I saw one forum post from 2015 achieving the same thing I am trying to accomplish:
I would like to set a rule for email addresses and/or email addresses with given aliases containing certain words/lettering or ‘first level domains’ as it is apparently called.
To my current knowledge having used eM client for the past year, the default junk filter is horrible and doesn’t catch much if any and currently all of my junk filtering is painstakingly done with custom rules I have to constantly write and update myself.
There needs to be more ways, better ways, to use this rule system.
I’m not familiar with the ins and outs beyond what’s basically shown to us in the rules config screen, but if anyone knows of ways to include special characters similar to html formatting for example adding a | or # so that a full domain is not required, that would be great.
The fact is, spammers and scammers are making new email addresses and whole new ‘second level domains’ constantly to keep up, but what doesn’t change is that they’re using the same few ‘first level domains’ like .icu or .xyz leaving the last option of filtering by words or phrases and that’s just tricky, emails are constantly being re-worded and depending on what words you want to use you’re likely going to have to add a lot of exceptions to be safe on top of that.
One rule I don’t yet know best how to use is ‘words found in header’ which says it has to use a word:word pairing… what information should I pay attention to for adding to rules and how would I best use this as a filter?
Help a guy out, open to suggestions and learning more about rule-making.
The solution is to use the option “words found in header”, but this may move more than you bargained for.
This Rule will move any messages where the header From: contains the characters .xyz.
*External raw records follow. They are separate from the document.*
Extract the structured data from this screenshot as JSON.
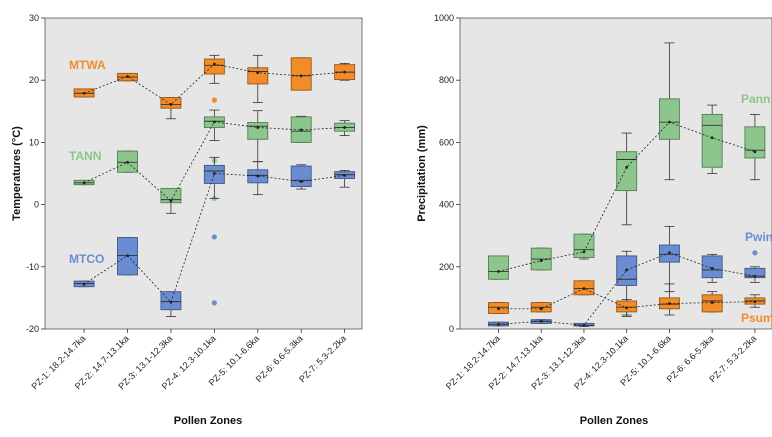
{
  "chart_data": [
    {
      "type": "box",
      "xlabel": "Pollen Zones",
      "ylabel": "Temperatures (°C)",
      "ylim": [
        -20,
        30
      ],
      "yticks": [
        -20,
        -10,
        0,
        10,
        20,
        30
      ],
      "grid": false,
      "categories": [
        "PZ-1: 18.2-14.7ka",
        "PZ-2: 14.7-13.1ka",
        "PZ-3: 13.1-12.3ka",
        "PZ-4: 12.3-10.1ka",
        "PZ-5: 10.1-6.6ka",
        "PZ-6: 6.6-5.3ka",
        "PZ-7: 5.3-2.2ka"
      ],
      "series": [
        {
          "name": "MTWA",
          "color": "#f28c28",
          "boxes": [
            {
              "min": 17.3,
              "q1": 17.3,
              "median": 17.9,
              "q3": 18.6,
              "max": 18.6,
              "outliers": []
            },
            {
              "min": 19.9,
              "q1": 19.9,
              "median": 20.5,
              "q3": 21.1,
              "max": 21.1,
              "outliers": []
            },
            {
              "min": 13.8,
              "q1": 15.5,
              "median": 16.1,
              "q3": 17.2,
              "max": 17.2,
              "outliers": []
            },
            {
              "min": 19.5,
              "q1": 21.0,
              "median": 22.4,
              "q3": 23.4,
              "max": 24.0,
              "outliers": [
                16.8
              ]
            },
            {
              "min": 16.4,
              "q1": 19.4,
              "median": 21.4,
              "q3": 22.0,
              "max": 24.0,
              "outliers": []
            },
            {
              "min": 18.4,
              "q1": 18.4,
              "median": 20.7,
              "q3": 23.6,
              "max": 23.6,
              "outliers": []
            },
            {
              "min": 20.0,
              "q1": 20.1,
              "median": 21.3,
              "q3": 22.5,
              "max": 22.7,
              "outliers": []
            }
          ],
          "means": [
            17.9,
            20.6,
            16.1,
            22.6,
            21.2,
            20.7,
            21.3
          ]
        },
        {
          "name": "TANN",
          "color": "#8cc68c",
          "boxes": [
            {
              "min": 3.2,
              "q1": 3.2,
              "median": 3.5,
              "q3": 3.9,
              "max": 3.9,
              "outliers": []
            },
            {
              "min": 5.2,
              "q1": 5.2,
              "median": 6.8,
              "q3": 8.6,
              "max": 8.6,
              "outliers": []
            },
            {
              "min": -1.4,
              "q1": 0.3,
              "median": 0.8,
              "q3": 2.6,
              "max": 2.6,
              "outliers": []
            },
            {
              "min": 10.3,
              "q1": 12.4,
              "median": 13.4,
              "q3": 14.1,
              "max": 15.2,
              "outliers": [
                7.1,
                1.0
              ]
            },
            {
              "min": 6.9,
              "q1": 10.5,
              "median": 12.6,
              "q3": 13.2,
              "max": 15.1,
              "outliers": []
            },
            {
              "min": 10.0,
              "q1": 10.0,
              "median": 11.8,
              "q3": 14.1,
              "max": 14.2,
              "outliers": []
            },
            {
              "min": 11.1,
              "q1": 11.8,
              "median": 12.4,
              "q3": 13.1,
              "max": 13.5,
              "outliers": []
            }
          ],
          "means": [
            3.5,
            6.8,
            0.6,
            13.3,
            12.4,
            12.0,
            12.4
          ]
        },
        {
          "name": "MTCO",
          "color": "#6a8cd2",
          "boxes": [
            {
              "min": -13.2,
              "q1": -13.2,
              "median": -12.7,
              "q3": -12.3,
              "max": -12.3,
              "outliers": []
            },
            {
              "min": -11.3,
              "q1": -11.3,
              "median": -8.2,
              "q3": -5.3,
              "max": -5.3,
              "outliers": []
            },
            {
              "min": -18.0,
              "q1": -16.9,
              "median": -15.6,
              "q3": -14.0,
              "max": -14.0,
              "outliers": []
            },
            {
              "min": 1.0,
              "q1": 3.4,
              "median": 5.4,
              "q3": 6.3,
              "max": 7.6,
              "outliers": [
                -5.2,
                -15.8
              ]
            },
            {
              "min": 1.6,
              "q1": 3.5,
              "median": 4.7,
              "q3": 5.6,
              "max": 6.9,
              "outliers": []
            },
            {
              "min": 2.5,
              "q1": 2.9,
              "median": 3.9,
              "q3": 6.2,
              "max": 6.4,
              "outliers": []
            },
            {
              "min": 2.8,
              "q1": 4.2,
              "median": 4.8,
              "q3": 5.3,
              "max": 5.5,
              "outliers": []
            }
          ],
          "means": [
            -12.8,
            -8.2,
            -15.7,
            5.0,
            4.6,
            3.7,
            4.7
          ]
        }
      ]
    },
    {
      "type": "box",
      "xlabel": "Pollen Zones",
      "ylabel": "Precipitation (mm)",
      "ylim": [
        0,
        1000
      ],
      "yticks": [
        0,
        200,
        400,
        600,
        800,
        1000
      ],
      "grid": false,
      "categories": [
        "PZ-1: 18.2-14.7ka",
        "PZ-2: 14.7-13.1ka",
        "PZ-3: 13.1-12.3ka",
        "PZ-4: 12.3-10.1ka",
        "PZ-5: 10.1-6.6ka",
        "PZ-6: 6.6-5.3ka",
        "PZ-7: 5.3-2.2ka"
      ],
      "series": [
        {
          "name": "Pann",
          "color": "#8cc68c",
          "boxes": [
            {
              "min": 160,
              "q1": 160,
              "median": 185,
              "q3": 235,
              "max": 235,
              "outliers": []
            },
            {
              "min": 190,
              "q1": 190,
              "median": 225,
              "q3": 260,
              "max": 260,
              "outliers": []
            },
            {
              "min": 225,
              "q1": 230,
              "median": 255,
              "q3": 305,
              "max": 305,
              "outliers": []
            },
            {
              "min": 335,
              "q1": 445,
              "median": 545,
              "q3": 570,
              "max": 630,
              "outliers": []
            },
            {
              "min": 480,
              "q1": 610,
              "median": 665,
              "q3": 740,
              "max": 920,
              "outliers": []
            },
            {
              "min": 500,
              "q1": 520,
              "median": 655,
              "q3": 690,
              "max": 720,
              "outliers": []
            },
            {
              "min": 480,
              "q1": 550,
              "median": 575,
              "q3": 650,
              "max": 690,
              "outliers": []
            }
          ],
          "means": [
            185,
            220,
            248,
            520,
            665,
            615,
            570
          ]
        },
        {
          "name": "Pwin",
          "color": "#6a8cd2",
          "boxes": [
            {
              "min": 10,
              "q1": 10,
              "median": 15,
              "q3": 22,
              "max": 22,
              "outliers": []
            },
            {
              "min": 18,
              "q1": 18,
              "median": 25,
              "q3": 30,
              "max": 30,
              "outliers": []
            },
            {
              "min": 8,
              "q1": 10,
              "median": 12,
              "q3": 18,
              "max": 18,
              "outliers": []
            },
            {
              "min": 40,
              "q1": 140,
              "median": 160,
              "q3": 235,
              "max": 250,
              "outliers": []
            },
            {
              "min": 120,
              "q1": 215,
              "median": 240,
              "q3": 270,
              "max": 330,
              "outliers": []
            },
            {
              "min": 150,
              "q1": 165,
              "median": 190,
              "q3": 235,
              "max": 240,
              "outliers": []
            },
            {
              "min": 150,
              "q1": 165,
              "median": 170,
              "q3": 195,
              "max": 200,
              "outliers": [
                245
              ]
            }
          ],
          "means": [
            15,
            25,
            12,
            190,
            245,
            195,
            170
          ]
        },
        {
          "name": "Psum",
          "color": "#f28c28",
          "boxes": [
            {
              "min": 50,
              "q1": 50,
              "median": 70,
              "q3": 85,
              "max": 85,
              "outliers": []
            },
            {
              "min": 55,
              "q1": 55,
              "median": 70,
              "q3": 85,
              "max": 85,
              "outliers": []
            },
            {
              "min": 110,
              "q1": 110,
              "median": 130,
              "q3": 155,
              "max": 155,
              "outliers": []
            },
            {
              "min": 45,
              "q1": 55,
              "median": 70,
              "q3": 90,
              "max": 95,
              "outliers": []
            },
            {
              "min": 45,
              "q1": 65,
              "median": 80,
              "q3": 100,
              "max": 145,
              "outliers": []
            },
            {
              "min": 55,
              "q1": 55,
              "median": 90,
              "q3": 110,
              "max": 120,
              "outliers": []
            },
            {
              "min": 70,
              "q1": 80,
              "median": 90,
              "q3": 100,
              "max": 110,
              "outliers": []
            }
          ],
          "means": [
            65,
            65,
            130,
            68,
            82,
            85,
            88
          ]
        }
      ]
    }
  ]
}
So from firstname.lastname@example.org, email@example.com, etc. Using options like From: .co would be disastrous, as that would also include firstname.lastname@example.org, email@example.com etc.
I just tried before both of your replies to add a ‘words in header’ rule which used from:’.xyz’ with no spaces or asterisks, but again, I still don’t know if the space which you both used is needed or if the asterisk which NoSi1 used is necessary or what the function of having asterisk in or out changes, hope to hear back again about that, will edit in the space now to be safe though.
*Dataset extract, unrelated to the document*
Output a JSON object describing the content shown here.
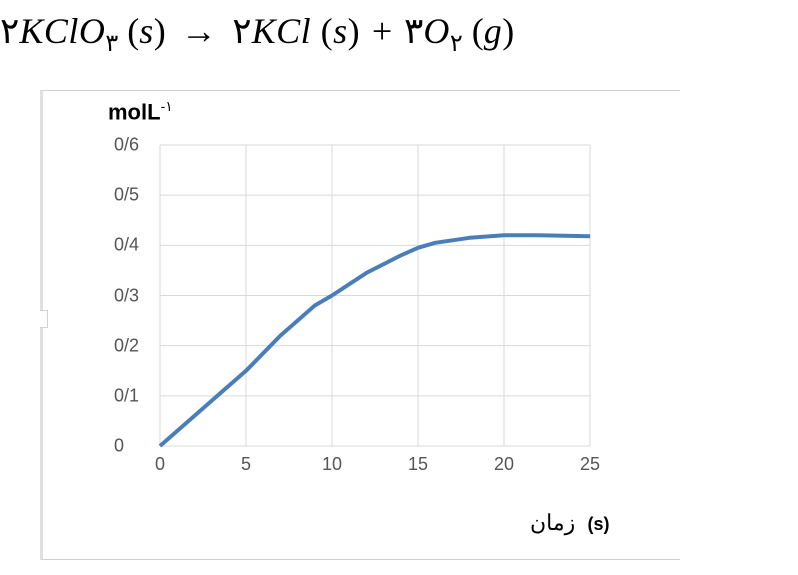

Also I didn’t see X-Spam or spamassassin listed in my headers when opened in eM Client, is there something I’m missing?
After message has been received
with ‘from: .best’, ‘from: .bid’, ‘from: .club’, ‘from: .de’, ‘from: .ec’, ‘from: .host’, ‘from: .icu’, ‘from: .it’, ‘from: .online’, ‘from: .pro’, ‘from: .shop’, ‘from: .site’, ‘from: .us’, ‘from: .website’, ‘from: .xyz’, ‘from: .cn’ found in header
move to Junk E-mail
and stop processing other rules
except with (hidden for privacy) found in body or subject
or except with (hidden for privacy) found in header
I will take the asterisk info on board, thank you for explaining, though due to Gary’s response, I will avoid asterisks at present…
Are there any characters which can be used at the end of the previously used example .fr to state that this must be at the end and not at a random place like firstname.lastname@example.org or email@example.com?
Also, another question… inside a header, I see the from line being both name and address as follows: From: "Bye Bye Insects" <firstname.lastname@example.org>
Does a from: .xyz rule count the whole line or only what is within quotes or only what is within the open close arrow brackets? and furthermore, do I need to make my rules Case Sensitive or is it fine either way?
This is why I have it going to junk folder and not being trashed, since I know there may be things which mistakenly get caught.
This is also why I asked if I could make a rule for .de to be required at the end and not at random points.
As I previously mentioned that the whole header line was: From: "Bye Bye Insects" <email@example.com>
I am also curious whether the > symbol counts as a searchable character or if it is ignored as header formatting.
If it is included then I could adjust by putting the > at the end of my .de argument and then it would correctly find email addresses which must be firstname.lastname@example.org because inside the header it would appear as From: "anything anything" <email@example.com> and my rule would be from: .de>
It might be better for you to use the whole domain, so From: tastyclay.xyz. Would be so sad if a legitiamte user firstname.lastname@example.org tried to email you about the wallet he found in your trash last time you had the car cleaned.
Since tastyclay.xyz might get used for 100,000 spam emails in one day and then never get used, it would be rather pointless to filter one particular domain.
Also I’ve never gotten a legitimate email from any of these first level domains that I’m targeting so I believe they’re a pretty safe bet, obviously this is also why I’m not targeting domains that most people on earth use like .co, .com, .org.
I have however added an exception for when my name is specifically used so that those ones can be directly checked by myself.
I will try to add the > and see if that will work.
However I have sadly also noticed that at present my filter doesn’t appear to be filtering .xyz at all…
To double check again, are rules case sensitive? Do I need to use From: .xyz or does from: .xyz do the same thing?
Sure, but I’m not German or Italian or American, so at the least I’m not about to get any emails from .de or .it, and as for .us, I’ll have exception filters to ensure that only relevant and legitimate emails come through.
I’m not planning on flat blacklisting a whole country code without exceptions in place.